Red teamers — Defensive Analysis shows you how the techniques you use look from the other side. Every brief maps out the telemetry sources, event IDs, and behavioral patterns that defenders rely on to catch the tradecraft you just read about. The invariant analysis chains show you exactly which attacker actions are architecturally unavoidable — and therefore which artifacts you cannot suppress without abandoning the technique entirely. The evasion ceilings tell you which defenses your current tradecraft already bypasses and which require operational changes.
YARA researchers — The artifact extraction pipeline identifies high-confidence indicators (PDB paths, mutex names, imphashes, encoding keys, C2 watermarks) and supporting indicators (hex sequences, generic strings, source code strings) from every article, with cross-format matching that handles text-to-hex and hex-to-wide conversions. The scan context detection tells you whether to write file rules, memory rules, or both.
Built into every curated post
Defensive Analysis is not a separate product or an add-on. It is generated automatically for every piece of offensive tradecraft our curators publish to the feed. Open any curated post, expand the Defensive Analysis panel, and the brief is already there — structured, searchable, and ready to accelerate your next detection rule or hunt hypothesis.
Every Defensive Analysis brief is fully indexed.
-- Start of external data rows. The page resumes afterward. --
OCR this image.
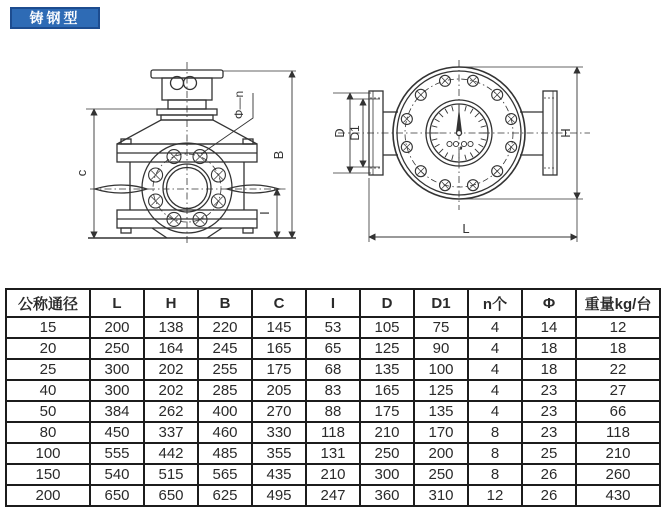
铸钢型
c
B
I
Φ—n
,
D D1	H
L
公称通径	L	H	B	C	I	D	D1	n个	Φ	重量kg/台
15	200	138	220	145	53	105	75	4	14	12
20	250	164	245	165	65	125	90	4	18	18
25	300	202	255	175	68	135	100	4	18	22
40	300	202	285	205	83	165	125	4	23	27
50	384	262	400	270	88	175	135	4	23	66
80	450	337	460	330	118	210	170	8	23	118
100	555	442	485	355	131	250	200	8	25	210
150	540	515	565	435	210	300	250	8	26	260
200	650	650	625	495	247	360	310	12	26	430
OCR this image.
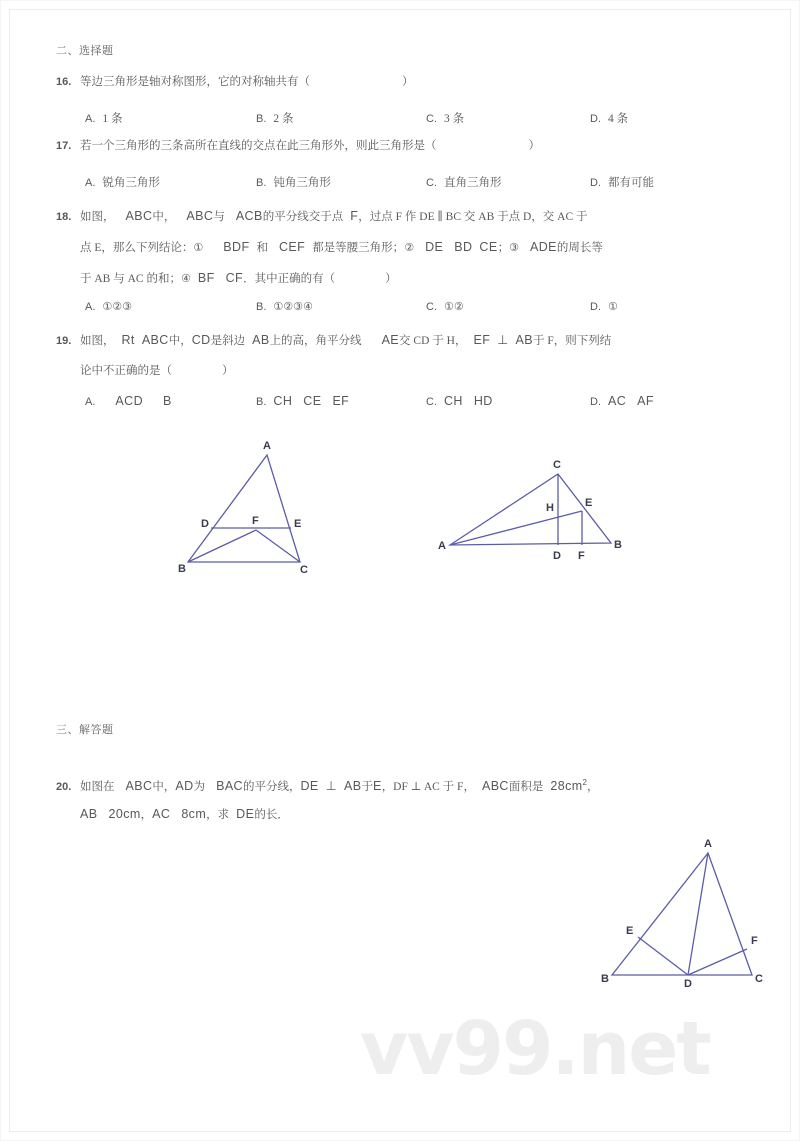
二、选择题
16. 等边三角形是轴对称图形，它的对称轴共有（	）
A. 1 条	B. 2 条	C. 3 条	D. 4 条
17. 若一个三角形的三条高所在直线的交点在此三角形外，则此三角形是（	）
A. 锐角三角形	B. 钝角三角形	C. 直角三角形	D. 都有可能
18. 如图， ABC中， ABC与 ACB的平分线交于点 F，过点 F 作 DE ∥ BC 交 AB 于点 D，交 AC 于
点 E，那么下列结论：① BDF 和 CEF 都是等腰三角形；② DE BD CE；③ ADE的周长等
于 AB 与 AC 的和；④ BF CF．其中正确的有（	）
A. ①②③	B. ①②③④	C. ①②	D. ①
19. 如图， Rt ABC中，CD是斜边 AB上的高，角平分线 AE交 CD 于 H， EF ⊥ AB于 F，则下列结
论中不正确的是（	）
A. ACD B	B. CH CE EF	C. CH HD	D. AC AF
A
D	F	E
B	C
C
H	E
A
D F
B
三、解答题
20. 如图在 ABC中，AD为 BAC的平分线，DE ⊥ AB于E，DF ⊥ AC 于 F， ABC面积是 $28cm^2$，
AB 20cm，AC 8cm，求 DE的长．
A
E
F
B	D	C
vv99.net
You can search across all briefs for a specific event ID, technique, tool name, or artifact type and find every curated post where it surfaces — turning the feed into a queryable knowledge base for your detection engineering or red team operations.
A starting point, not the final word
Defensive Analysis is entirely AI-generated. It is designed to give your team a significant head start — not to be copy-pasted into production detections without review. Treat every brief as a draft that needs human validation: verify IOCs against your telemetry, confirm event IDs match your logging configuration, test detection logic in your environment before deploying, and validate YARA rules with yara -C before retrohunting. The confidence labels, deployment tiers, and validation summaries are there to help you triage, but your analysts remain the final authority.
Stay ahead of the tradecraft. We will keep curating the offense. Defensive Analysis accelerates the defense.